After secondary school, i got admission to teachers training and there i met Mohammed Ibrahim my fiance. He was a lecturer in a top university in the country. we planned our marriage to be after my service. But now that he was about to travel, his parent and mine suggested we got married now so that once i was done with service, i could join him in the states.

Both of us didn't want a grand affair. so it was settled. a small wedding. A month later, we were married. After marriage, i stayed with him for three months before he left the country. One thing about Mohammed was that, he didn't want us to have children after we got married. He said it was going to be a distraction. He wanted us to settle fully in the US before anything else. Once i pranked him to see his reaction and oh boy, both parent heard of it and it wasn't easy at all. His temper was very bad.

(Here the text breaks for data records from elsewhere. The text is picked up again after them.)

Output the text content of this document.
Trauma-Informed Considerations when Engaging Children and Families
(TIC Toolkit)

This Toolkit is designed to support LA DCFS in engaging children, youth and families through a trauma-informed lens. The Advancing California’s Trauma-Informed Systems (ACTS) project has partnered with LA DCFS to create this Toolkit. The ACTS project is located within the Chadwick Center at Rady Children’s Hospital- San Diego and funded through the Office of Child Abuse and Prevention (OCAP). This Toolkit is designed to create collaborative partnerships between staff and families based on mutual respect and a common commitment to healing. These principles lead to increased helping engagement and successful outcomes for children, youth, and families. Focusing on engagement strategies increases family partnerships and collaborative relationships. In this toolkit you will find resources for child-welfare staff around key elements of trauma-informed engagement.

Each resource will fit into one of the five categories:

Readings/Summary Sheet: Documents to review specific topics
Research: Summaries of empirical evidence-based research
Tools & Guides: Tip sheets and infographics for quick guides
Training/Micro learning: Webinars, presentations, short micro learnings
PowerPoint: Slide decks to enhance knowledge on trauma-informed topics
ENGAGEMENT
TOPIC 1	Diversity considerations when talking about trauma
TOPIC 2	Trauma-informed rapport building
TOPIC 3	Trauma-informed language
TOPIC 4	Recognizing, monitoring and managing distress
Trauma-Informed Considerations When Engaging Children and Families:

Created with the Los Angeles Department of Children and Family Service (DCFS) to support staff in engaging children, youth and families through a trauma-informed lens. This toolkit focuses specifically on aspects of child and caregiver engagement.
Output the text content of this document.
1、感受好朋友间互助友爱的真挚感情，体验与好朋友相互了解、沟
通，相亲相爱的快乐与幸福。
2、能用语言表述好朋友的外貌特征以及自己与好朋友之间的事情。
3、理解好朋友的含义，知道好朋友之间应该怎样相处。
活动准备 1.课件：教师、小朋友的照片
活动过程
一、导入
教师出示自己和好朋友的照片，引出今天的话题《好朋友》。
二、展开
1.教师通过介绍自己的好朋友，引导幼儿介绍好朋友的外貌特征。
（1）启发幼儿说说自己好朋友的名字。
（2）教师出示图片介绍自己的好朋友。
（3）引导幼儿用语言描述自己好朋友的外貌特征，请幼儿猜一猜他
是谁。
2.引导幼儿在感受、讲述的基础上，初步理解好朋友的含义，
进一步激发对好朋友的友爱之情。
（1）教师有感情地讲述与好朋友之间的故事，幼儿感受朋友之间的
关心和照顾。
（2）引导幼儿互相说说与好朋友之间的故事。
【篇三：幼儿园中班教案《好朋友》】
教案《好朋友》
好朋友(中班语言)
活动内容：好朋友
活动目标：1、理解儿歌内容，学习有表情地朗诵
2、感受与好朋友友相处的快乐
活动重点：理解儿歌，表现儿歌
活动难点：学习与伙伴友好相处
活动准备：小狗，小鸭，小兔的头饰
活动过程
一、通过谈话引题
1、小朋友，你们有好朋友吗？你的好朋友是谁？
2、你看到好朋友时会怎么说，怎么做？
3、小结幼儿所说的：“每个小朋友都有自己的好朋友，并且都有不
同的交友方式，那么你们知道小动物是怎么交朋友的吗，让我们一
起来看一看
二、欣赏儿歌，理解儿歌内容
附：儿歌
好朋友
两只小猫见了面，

That is why when i found out i was pregnant after he left, i decided to keep it to myself at least till it was safe. I told my parent and they suggested i told my in laws but i decided against it. Throughout my service, i carried my baby for ten good months and put to bed at my parents. Mohammed still didn't have an idea of the pregnancy neither did his parent who had by then travelled to visit his sister in Spain.

Unfortunately, dad fell ill and passed away soon after i put to bed. Life was hard for me. Mohammed never picked my calls. He changed to the worse and i never heard from him. For two years, i struggled to put food on the table for my mum and baby. It was never easy for me. Securing a job was a problem. I had no connection. Nobody was willing to help. I begun to blame my little adorable baby for my misfortune. Nothing my mum said changed my mind. I was hurt but i put it on an innocent soul.

And through it all i still wanted to see Mohammed. That is why when an opportunity came for teachers to go to the states, i grabbed the opportunity promising my mom never to leave them and try to also bring them over. Did i fulfill my promise? initially i did but along the line i stopped. i never saw Mohammed neither did his parent mind or listen to my plea. Seems like they had a hand in it.

After five years in the states, I met my now husband Farouk. But i never told him about my past. it was something i had buried inside of me and only Sister Mami knew of it for she, was the only one who helped through everything when i came here. and although she tried talking to me, i never listened. I was hurt.

And i acted just like mohammed.

A loud sob escaped my mouth as i fell on the floor. i was worse than Mohammed.




Hahaha now we know how everything happened.... do you think Hajia deserves forgiveness?